At the start of the meeting, Patty rubstello, New WSDOT Deputy secretary in charge of the WSF, introduced himself. She said she had spent most of her career – with an engineering background – “on the highways side of WSDOT.” She was in charge of the WSDOT toll program. She mentioned the recently reported drop in ridership – 41%, the lowest since 1975, the first time since 1951 that the systems carried more vehicles than people. They still insist on travel “for essential travel only”.
(Photo BMS, September 2019)
In general highlights, the electrification of the ferry system – highlighted when Governor Inslee visited Vigor on Harbor Island a year and a half ago – remains a priority. A new Olympic-class hybrid ferry begins construction later this year, to enter service in 2024. In the Q&A, more details emerged – one is funded, they could build four more. They should travel on the Mukilteo-Clinton and Seattle-Bremerton highways. the FSM Matt von Ruden says they just finished the preliminary design and haven’t negotiated the price yet.
the FSM Stephanie Cirkovich reviewed service plans for this spring and summer, after a quick review of how service has changed and been downsized due to the pandemic. It is still too “unpredictable” to set service change dates like in the past, so now they are focusing on the “four pillars of service”. That’s why they plan to make some changes on May 9, including the return of a third ship to the Fauntleroy-Vashon-Southworth route, to operate “8 hours a day on weekends.”
More questions: Will the WSF require vaccination for employees in positions in direct contact with customers?
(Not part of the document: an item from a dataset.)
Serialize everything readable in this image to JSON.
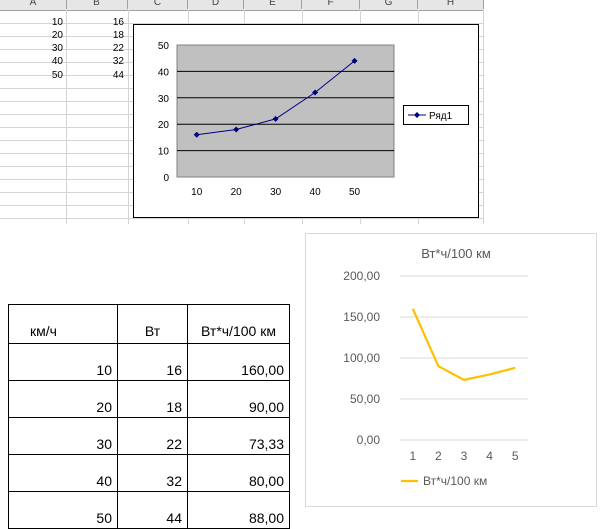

No, McIntosh replied. But they will continue to demand masks for everyone.
When will the galleys be reopened on the ferries? Their supplier is ready to resume operations, Cirkovich said, but that is not yet certain. When they return to service, it will be gradual. “Right now we always tell people to stay in their cars,” for example.
Has the staff shortage stabilized? Short answer, no. the FSM Kim monroe said training has been difficult during the pandemic, which means hiring has been difficult. Previously they had 18 people per training class – now they’re limited to 5. And of course COVID has affected existing staff as well.
What is the remaining lifespan of the Issaquah Class ferries (three of which typically serve Fauntleroy-Vashon-Southworth)? They are just past 40, said von Ruden. “These are very good designs… the workhorse of the fleet. No ship replacement plan for them yet.
Future changes? Cirkovich hopes they will be good, but the pandemic is still unpredictable – hoping it will eventually revert to something that looks like “normal, regular service”. No plan to reinstate night departures any time soon as there are no events that would require them. Jon Vezina added that funding is also uncertain, as budget issues are not final and the legislature runs until April.
Eleven WSF officials were there to answer questions, so if you have any, tonight’s meeting at 6pm is a great opportunity to ask yours – register here for information on attendance. Or you can send questions anytime to [email protected].